Using the selected radiological classification system from Chapter 2, patients were identified who had sustained a forearm fracture in correlation with ligamentous injury. With this selected fracture with ligament injury, the hypothesis was to identify by kinematic testing in different positions the functional deficit when the injured ligament would give way compared to the normative data from Chapter 5. This would be of value and give possibilities for a reliable predicted initial outcome and prognosis after a forearm fracture.

Two adult forearm fracture dislocation injuries were selected, notorious for instability in the distal radial ulnar joint, and compared with the normative data. The prognostic value and functional results after a Galeazzi’s dislocation fracture cohort are described in Chapter 6, the results of a cohort of Frykman’s type two fractures are described in Chapter 7.

The goal of another study was to clarify the extent of angulation that can be accepted and thus for which fractures conservative treatment without reposition can be accepted. The results show that multiple factors have to be taken into account, such as gender, age, apposition, etc. Therefore no clear uniform border for acceptance of angulation can be given for these type of fractures (Chapter 8). Using criteria and advice from experts and literature from chapter eight, combined with the normative grip strength data in children, the angular deformity and forearm function was measured prospectively in time in Chapter 9.

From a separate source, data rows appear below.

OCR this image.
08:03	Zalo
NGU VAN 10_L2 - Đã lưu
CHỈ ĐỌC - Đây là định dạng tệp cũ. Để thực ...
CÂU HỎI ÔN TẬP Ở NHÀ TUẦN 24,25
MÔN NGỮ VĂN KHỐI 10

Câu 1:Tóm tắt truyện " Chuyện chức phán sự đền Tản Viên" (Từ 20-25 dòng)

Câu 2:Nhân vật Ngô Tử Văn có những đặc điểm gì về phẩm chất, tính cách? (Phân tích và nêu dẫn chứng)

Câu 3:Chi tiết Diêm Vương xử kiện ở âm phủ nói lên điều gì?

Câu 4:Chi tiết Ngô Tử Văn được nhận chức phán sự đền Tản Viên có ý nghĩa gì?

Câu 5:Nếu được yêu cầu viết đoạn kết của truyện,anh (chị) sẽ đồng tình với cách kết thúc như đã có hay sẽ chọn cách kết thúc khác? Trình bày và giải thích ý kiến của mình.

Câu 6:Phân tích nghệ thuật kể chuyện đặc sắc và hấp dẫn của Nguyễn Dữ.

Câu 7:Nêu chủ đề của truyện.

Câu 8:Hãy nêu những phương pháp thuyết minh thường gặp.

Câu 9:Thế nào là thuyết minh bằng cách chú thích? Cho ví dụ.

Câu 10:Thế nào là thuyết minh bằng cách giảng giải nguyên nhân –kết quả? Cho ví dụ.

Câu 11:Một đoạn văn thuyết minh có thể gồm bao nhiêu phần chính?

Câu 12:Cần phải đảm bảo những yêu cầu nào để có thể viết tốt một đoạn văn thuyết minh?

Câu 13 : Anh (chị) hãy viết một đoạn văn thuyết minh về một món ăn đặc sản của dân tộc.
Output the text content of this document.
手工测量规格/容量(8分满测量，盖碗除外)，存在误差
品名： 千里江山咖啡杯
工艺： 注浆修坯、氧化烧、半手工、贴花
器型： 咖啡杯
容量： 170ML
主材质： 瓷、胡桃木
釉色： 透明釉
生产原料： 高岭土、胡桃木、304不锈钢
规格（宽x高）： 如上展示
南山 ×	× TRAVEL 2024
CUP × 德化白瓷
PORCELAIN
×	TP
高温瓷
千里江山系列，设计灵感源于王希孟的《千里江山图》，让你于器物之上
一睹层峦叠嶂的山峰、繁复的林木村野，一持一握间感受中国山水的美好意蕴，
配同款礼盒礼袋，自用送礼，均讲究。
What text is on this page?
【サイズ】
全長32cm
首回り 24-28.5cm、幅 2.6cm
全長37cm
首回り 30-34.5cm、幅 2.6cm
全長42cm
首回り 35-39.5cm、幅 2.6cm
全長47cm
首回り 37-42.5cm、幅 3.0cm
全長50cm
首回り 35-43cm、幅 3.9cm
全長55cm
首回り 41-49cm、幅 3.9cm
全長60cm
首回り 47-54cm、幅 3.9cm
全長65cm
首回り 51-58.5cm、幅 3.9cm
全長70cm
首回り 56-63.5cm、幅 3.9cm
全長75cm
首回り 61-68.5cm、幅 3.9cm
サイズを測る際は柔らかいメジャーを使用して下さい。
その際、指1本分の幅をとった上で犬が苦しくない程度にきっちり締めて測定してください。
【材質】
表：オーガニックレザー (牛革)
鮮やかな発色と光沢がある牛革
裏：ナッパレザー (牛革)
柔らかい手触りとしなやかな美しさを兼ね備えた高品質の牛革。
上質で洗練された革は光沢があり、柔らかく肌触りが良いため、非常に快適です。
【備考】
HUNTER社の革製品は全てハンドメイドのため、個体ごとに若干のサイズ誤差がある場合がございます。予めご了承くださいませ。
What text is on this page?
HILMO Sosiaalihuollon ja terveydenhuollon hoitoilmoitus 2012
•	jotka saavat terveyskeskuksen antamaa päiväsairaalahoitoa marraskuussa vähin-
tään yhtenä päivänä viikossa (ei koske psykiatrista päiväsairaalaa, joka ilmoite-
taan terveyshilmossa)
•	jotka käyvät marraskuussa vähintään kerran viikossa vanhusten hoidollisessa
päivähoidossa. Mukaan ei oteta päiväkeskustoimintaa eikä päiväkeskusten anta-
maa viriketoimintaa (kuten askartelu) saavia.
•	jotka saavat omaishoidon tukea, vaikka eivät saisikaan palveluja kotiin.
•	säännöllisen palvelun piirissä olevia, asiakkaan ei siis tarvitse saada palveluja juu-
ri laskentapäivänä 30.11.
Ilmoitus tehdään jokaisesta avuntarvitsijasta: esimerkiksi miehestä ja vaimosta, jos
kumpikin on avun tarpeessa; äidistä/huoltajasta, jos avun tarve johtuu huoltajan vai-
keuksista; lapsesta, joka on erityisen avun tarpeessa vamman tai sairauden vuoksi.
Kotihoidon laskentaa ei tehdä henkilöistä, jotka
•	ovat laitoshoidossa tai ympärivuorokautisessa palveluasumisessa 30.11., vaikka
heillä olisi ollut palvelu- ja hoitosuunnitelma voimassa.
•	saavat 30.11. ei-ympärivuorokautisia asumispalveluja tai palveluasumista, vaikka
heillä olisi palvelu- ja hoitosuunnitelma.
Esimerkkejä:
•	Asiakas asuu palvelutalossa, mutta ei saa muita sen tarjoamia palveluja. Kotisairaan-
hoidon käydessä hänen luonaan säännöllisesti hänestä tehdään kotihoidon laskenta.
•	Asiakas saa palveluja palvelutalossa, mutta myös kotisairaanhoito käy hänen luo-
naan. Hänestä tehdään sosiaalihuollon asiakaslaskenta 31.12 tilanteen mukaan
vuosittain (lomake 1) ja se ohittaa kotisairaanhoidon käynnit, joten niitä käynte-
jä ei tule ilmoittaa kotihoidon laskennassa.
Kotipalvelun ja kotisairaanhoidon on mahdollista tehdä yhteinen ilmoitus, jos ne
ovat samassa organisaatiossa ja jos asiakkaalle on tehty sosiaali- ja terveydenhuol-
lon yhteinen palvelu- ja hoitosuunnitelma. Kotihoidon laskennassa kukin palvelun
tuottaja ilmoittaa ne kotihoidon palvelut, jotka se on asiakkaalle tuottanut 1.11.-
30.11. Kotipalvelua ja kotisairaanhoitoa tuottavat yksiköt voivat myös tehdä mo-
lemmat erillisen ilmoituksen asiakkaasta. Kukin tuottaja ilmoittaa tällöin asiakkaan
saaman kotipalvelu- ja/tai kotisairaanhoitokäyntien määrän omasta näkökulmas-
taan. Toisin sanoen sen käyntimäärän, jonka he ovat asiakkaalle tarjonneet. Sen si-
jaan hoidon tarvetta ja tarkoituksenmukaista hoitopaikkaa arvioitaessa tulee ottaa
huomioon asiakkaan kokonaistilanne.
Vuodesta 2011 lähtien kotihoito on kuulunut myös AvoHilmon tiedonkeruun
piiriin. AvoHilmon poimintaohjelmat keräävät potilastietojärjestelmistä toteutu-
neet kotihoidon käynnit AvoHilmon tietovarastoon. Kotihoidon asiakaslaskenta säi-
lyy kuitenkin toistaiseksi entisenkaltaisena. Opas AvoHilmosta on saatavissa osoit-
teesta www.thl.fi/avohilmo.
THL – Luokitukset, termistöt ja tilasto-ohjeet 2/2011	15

Loss of position in the conservatively treated and not reduced forearm fracture in children is a considerable risk. The effect of accepted alignment loss after comminutive treatment may have considerable impact on the function of the forearm. In this chapter we studied two groups of patients with forearm fractures with the same initial angular deformity who were treated conservatively. In one group the initial position was maintained and in the other group the initial alignment was lost. In order to predict reduction loss, radiological parameters were postulated which a priori have a negative influence on stability. (Chapter 10)

Closing statement

The subject of this thesis represents the vision of our Orthopaedic Department in the University Medical Centre on the subject of healthy ageing and developing. Our approach, besides the classical approach of treatment and cure, is a concept representing prevention and education in health and quality of life with regard to function and mobility.

As such the thesis forms part of a broader Public Health Research (PHR) program, which contributes research on the prediction and (early) detection of adverse health and disease, and on social participation in case of health problems. These research themes are part of the broader areas of prevention and societal participation, that is, of core domains of public health. They are also pivotal parts of the mission of the Research Institute SHARE and of the University Medical Center Groningen.